Korea Won Gains on China Stimulus Speculation; Bonds Steady
Wen warned the momentum for a recovery isn’t yet in place in South Korea’s largest export market, adding that the government needs to comprehensively assess the situation and recognize the problems, the official Xinhua News Agency reported yesterday. Federal Reserve Chairman Ben S. Bernanke will present his semi-annual report on the outlook for the U.S. economy to Congress this week. The Kospi Index climbed 0.3 percent after U.S. shares gained the most in two weeks.
“There were some expectations for China stimulus in the market, and the won was also supported by overseas funds selling the dollar to buy Korean bonds,” said Cho Hyun Seok, a Seoul- based currency trader for Standard Chartered Bank Korea.

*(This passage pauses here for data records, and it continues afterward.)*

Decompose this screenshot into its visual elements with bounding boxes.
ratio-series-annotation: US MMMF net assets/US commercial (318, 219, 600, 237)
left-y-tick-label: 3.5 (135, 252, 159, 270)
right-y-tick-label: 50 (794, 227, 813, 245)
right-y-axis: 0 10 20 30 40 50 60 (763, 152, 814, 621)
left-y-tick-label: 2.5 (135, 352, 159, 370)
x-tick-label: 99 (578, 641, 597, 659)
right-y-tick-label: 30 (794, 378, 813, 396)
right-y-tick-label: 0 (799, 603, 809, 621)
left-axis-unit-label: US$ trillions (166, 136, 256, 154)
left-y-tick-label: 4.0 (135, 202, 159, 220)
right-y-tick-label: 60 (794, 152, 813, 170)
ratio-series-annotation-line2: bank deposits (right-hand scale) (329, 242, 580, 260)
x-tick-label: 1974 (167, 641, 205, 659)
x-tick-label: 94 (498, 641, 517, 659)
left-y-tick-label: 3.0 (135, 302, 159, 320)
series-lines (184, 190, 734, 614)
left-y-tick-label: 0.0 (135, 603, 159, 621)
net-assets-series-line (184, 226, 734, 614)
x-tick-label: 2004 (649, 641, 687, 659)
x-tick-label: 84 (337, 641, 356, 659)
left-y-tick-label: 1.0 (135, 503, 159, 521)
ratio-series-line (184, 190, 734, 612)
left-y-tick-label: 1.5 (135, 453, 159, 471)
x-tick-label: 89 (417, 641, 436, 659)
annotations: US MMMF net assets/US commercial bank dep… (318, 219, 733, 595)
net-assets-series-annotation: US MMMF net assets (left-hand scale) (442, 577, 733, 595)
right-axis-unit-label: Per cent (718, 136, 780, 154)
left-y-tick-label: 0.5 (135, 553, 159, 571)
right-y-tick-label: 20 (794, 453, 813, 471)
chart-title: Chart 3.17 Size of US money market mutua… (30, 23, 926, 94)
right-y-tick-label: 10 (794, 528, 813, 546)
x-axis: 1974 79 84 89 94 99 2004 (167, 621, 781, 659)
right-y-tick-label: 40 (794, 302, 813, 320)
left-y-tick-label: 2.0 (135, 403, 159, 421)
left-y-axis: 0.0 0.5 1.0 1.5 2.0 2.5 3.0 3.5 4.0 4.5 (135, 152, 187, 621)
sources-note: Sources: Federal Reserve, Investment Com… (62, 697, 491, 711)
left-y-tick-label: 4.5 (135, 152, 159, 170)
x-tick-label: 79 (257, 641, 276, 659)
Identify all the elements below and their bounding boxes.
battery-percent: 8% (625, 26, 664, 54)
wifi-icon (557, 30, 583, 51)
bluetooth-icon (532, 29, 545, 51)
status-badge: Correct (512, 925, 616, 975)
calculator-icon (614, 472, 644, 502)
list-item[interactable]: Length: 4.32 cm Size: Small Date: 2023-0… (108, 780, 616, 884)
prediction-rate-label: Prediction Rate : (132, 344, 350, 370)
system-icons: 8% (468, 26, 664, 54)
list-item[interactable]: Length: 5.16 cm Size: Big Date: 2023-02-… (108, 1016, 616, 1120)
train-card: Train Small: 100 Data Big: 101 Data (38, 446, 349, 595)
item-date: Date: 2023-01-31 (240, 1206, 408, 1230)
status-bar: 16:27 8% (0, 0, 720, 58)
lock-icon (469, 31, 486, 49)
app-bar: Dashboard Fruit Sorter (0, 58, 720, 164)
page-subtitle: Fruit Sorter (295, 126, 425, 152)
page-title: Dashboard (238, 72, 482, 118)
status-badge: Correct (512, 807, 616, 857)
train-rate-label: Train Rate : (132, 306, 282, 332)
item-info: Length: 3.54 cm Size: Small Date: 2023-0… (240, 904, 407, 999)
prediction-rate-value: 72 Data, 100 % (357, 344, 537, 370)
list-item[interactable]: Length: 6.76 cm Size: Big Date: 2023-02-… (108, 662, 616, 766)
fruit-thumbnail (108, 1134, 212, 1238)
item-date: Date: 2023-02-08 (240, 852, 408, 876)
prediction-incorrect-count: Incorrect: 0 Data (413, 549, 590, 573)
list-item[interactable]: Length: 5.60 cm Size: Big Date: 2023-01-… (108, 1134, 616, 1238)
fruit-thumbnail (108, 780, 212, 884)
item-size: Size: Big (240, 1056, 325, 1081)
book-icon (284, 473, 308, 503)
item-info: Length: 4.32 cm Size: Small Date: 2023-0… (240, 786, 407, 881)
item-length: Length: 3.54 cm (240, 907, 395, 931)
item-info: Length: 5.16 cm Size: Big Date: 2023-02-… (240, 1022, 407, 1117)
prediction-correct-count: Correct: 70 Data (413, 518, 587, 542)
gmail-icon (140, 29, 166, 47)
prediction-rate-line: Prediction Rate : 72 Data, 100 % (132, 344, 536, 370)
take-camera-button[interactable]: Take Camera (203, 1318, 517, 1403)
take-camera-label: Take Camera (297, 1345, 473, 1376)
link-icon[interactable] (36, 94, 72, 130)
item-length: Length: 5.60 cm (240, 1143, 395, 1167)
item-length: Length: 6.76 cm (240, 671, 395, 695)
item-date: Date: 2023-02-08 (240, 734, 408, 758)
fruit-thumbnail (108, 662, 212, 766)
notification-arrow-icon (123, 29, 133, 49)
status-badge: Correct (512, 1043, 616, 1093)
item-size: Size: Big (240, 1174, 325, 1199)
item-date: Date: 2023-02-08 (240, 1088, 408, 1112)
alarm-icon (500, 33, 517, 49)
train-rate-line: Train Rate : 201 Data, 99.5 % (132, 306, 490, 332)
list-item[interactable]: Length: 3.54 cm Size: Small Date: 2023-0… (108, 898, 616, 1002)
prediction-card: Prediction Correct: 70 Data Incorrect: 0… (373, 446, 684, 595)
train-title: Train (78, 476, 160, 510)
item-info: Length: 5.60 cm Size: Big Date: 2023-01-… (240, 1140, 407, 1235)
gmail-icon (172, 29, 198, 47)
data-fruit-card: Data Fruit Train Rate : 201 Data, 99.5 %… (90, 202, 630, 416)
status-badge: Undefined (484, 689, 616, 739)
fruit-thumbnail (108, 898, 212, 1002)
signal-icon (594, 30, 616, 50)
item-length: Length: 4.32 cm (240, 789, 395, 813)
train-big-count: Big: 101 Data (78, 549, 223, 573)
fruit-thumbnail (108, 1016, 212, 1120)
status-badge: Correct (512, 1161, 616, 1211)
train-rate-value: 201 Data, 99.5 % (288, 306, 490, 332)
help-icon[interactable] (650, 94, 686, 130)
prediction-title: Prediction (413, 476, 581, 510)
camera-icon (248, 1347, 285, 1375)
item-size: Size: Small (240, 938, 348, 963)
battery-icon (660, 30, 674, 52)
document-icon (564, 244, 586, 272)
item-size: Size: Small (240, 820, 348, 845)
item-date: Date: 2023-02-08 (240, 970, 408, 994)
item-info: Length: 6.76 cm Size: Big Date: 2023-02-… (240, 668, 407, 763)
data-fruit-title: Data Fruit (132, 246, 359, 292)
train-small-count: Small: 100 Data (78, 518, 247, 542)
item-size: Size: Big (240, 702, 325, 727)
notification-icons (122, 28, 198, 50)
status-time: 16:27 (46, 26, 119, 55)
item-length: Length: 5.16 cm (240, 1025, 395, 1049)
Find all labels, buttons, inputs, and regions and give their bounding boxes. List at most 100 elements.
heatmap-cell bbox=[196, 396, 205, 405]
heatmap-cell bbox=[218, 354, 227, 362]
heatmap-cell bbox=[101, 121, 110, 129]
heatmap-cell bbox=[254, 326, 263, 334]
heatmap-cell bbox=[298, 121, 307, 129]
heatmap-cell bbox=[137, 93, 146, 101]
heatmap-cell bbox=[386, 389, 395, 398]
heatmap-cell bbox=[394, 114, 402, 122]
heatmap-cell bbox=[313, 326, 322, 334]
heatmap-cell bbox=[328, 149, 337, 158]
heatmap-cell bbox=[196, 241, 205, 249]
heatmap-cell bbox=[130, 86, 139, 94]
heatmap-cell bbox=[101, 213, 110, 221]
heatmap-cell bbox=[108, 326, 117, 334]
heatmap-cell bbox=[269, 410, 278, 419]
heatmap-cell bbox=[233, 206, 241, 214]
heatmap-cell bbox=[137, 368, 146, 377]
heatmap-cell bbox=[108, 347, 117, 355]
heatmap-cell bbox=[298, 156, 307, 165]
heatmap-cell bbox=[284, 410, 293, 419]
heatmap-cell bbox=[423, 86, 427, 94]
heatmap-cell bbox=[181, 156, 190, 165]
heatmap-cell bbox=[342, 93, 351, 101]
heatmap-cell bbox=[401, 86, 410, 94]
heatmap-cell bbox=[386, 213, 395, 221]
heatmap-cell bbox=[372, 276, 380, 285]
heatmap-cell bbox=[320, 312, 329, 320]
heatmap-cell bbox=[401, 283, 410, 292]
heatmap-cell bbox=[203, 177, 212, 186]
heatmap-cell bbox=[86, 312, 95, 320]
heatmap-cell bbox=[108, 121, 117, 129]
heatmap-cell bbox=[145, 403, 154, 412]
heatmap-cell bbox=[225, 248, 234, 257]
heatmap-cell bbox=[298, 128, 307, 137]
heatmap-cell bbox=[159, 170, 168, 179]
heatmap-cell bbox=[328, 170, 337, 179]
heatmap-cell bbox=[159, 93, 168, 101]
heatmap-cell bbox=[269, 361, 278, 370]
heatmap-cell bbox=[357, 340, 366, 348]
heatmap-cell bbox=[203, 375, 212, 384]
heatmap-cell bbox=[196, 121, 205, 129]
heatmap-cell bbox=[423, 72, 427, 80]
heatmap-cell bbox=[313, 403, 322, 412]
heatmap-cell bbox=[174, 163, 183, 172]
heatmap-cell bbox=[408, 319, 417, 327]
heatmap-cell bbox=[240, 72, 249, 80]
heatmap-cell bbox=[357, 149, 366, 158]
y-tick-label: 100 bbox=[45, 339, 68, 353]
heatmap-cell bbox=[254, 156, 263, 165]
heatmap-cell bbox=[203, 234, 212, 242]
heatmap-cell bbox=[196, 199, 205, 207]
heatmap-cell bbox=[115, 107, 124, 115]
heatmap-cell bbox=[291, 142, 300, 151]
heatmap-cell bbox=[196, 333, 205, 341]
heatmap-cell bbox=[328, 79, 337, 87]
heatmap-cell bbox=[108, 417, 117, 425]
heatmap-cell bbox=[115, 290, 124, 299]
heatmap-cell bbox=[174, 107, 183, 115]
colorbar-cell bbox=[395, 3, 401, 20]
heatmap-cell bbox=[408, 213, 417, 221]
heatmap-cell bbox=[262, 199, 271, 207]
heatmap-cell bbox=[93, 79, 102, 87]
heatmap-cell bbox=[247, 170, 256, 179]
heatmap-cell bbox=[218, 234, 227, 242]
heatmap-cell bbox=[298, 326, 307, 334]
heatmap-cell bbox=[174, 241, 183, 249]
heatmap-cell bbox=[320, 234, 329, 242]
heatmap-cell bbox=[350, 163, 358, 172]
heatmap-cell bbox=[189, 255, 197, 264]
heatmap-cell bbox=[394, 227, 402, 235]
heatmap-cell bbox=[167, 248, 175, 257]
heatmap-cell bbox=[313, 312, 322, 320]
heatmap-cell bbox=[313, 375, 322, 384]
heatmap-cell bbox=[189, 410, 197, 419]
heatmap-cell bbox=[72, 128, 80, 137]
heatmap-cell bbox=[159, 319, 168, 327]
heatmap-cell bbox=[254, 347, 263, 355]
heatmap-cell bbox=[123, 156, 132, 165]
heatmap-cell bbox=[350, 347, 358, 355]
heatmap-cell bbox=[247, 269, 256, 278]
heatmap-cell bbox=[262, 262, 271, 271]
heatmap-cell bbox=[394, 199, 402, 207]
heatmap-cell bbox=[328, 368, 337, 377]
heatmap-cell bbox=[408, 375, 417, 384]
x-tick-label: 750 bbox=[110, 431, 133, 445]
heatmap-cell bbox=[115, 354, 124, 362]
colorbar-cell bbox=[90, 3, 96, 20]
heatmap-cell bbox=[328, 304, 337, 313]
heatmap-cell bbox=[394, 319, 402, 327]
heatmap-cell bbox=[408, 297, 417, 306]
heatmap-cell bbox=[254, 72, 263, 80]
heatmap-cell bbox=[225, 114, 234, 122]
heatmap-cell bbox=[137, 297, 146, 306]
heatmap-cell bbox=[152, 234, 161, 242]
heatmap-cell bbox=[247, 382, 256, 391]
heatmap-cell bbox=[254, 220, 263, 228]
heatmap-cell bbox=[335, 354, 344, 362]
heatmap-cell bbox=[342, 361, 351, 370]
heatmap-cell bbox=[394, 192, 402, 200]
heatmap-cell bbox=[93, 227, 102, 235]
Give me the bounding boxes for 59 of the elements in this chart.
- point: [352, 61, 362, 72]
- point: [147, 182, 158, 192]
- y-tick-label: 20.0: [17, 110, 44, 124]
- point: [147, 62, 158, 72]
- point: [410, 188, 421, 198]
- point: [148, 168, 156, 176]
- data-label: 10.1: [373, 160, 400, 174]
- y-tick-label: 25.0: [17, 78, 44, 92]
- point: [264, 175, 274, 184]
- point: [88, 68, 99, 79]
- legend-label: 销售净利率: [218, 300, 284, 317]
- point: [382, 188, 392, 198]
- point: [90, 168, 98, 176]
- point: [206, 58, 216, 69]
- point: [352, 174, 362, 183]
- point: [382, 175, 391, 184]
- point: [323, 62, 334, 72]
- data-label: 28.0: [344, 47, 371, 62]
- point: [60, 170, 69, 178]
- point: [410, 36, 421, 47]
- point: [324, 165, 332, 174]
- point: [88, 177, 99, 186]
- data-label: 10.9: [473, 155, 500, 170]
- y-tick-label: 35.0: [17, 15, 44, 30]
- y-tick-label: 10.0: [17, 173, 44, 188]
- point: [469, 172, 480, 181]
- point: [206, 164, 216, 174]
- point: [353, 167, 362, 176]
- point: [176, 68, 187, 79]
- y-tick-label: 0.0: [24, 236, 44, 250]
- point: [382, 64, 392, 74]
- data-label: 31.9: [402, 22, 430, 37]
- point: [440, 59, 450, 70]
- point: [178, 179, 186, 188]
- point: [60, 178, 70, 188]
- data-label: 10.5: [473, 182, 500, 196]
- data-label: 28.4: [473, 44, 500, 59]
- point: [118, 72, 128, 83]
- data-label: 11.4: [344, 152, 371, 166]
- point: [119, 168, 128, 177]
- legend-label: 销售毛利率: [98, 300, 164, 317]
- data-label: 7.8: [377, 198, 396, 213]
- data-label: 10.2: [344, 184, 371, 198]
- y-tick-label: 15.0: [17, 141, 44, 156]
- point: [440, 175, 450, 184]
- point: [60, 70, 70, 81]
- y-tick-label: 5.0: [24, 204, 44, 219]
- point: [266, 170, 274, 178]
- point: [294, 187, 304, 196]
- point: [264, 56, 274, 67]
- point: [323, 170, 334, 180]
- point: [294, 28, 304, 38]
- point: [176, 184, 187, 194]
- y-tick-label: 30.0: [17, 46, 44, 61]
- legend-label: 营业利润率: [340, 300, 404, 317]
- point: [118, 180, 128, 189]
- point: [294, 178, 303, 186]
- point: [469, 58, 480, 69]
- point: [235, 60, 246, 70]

The won strengthened 0.3 percent to 1,147.00 per dollar at the close in Seoul, according to data compiled by Bloomberg. The currency’s one-month implied volatility, a measure of exchange- rate swings used to price options, slid 28 basis points, or 0.28 percentage point, to 7.70 percent.
China’s gross domestic product expanded 7.6 percent in the second quarter from a year earlier, the sixth consecutive slowdown, the statistics bureau said on July 13. The Bank of Korea reduced its 2012 economic-growth forecast to 3 percent last week from the April projection for a 3.5 percent growth.
The yield on the government’s 3.25 percent bonds due June 2015 was unchanged at 2.95 percent, Korea Exchange Inc. prices show. This matches the July 13 level which was the lowest for a benchmark three-year note since December 2010. Three-year debt futures slid 0.02 to 105.74 and the one-year interest-rate swap climbed three basis points to 2.95 percent.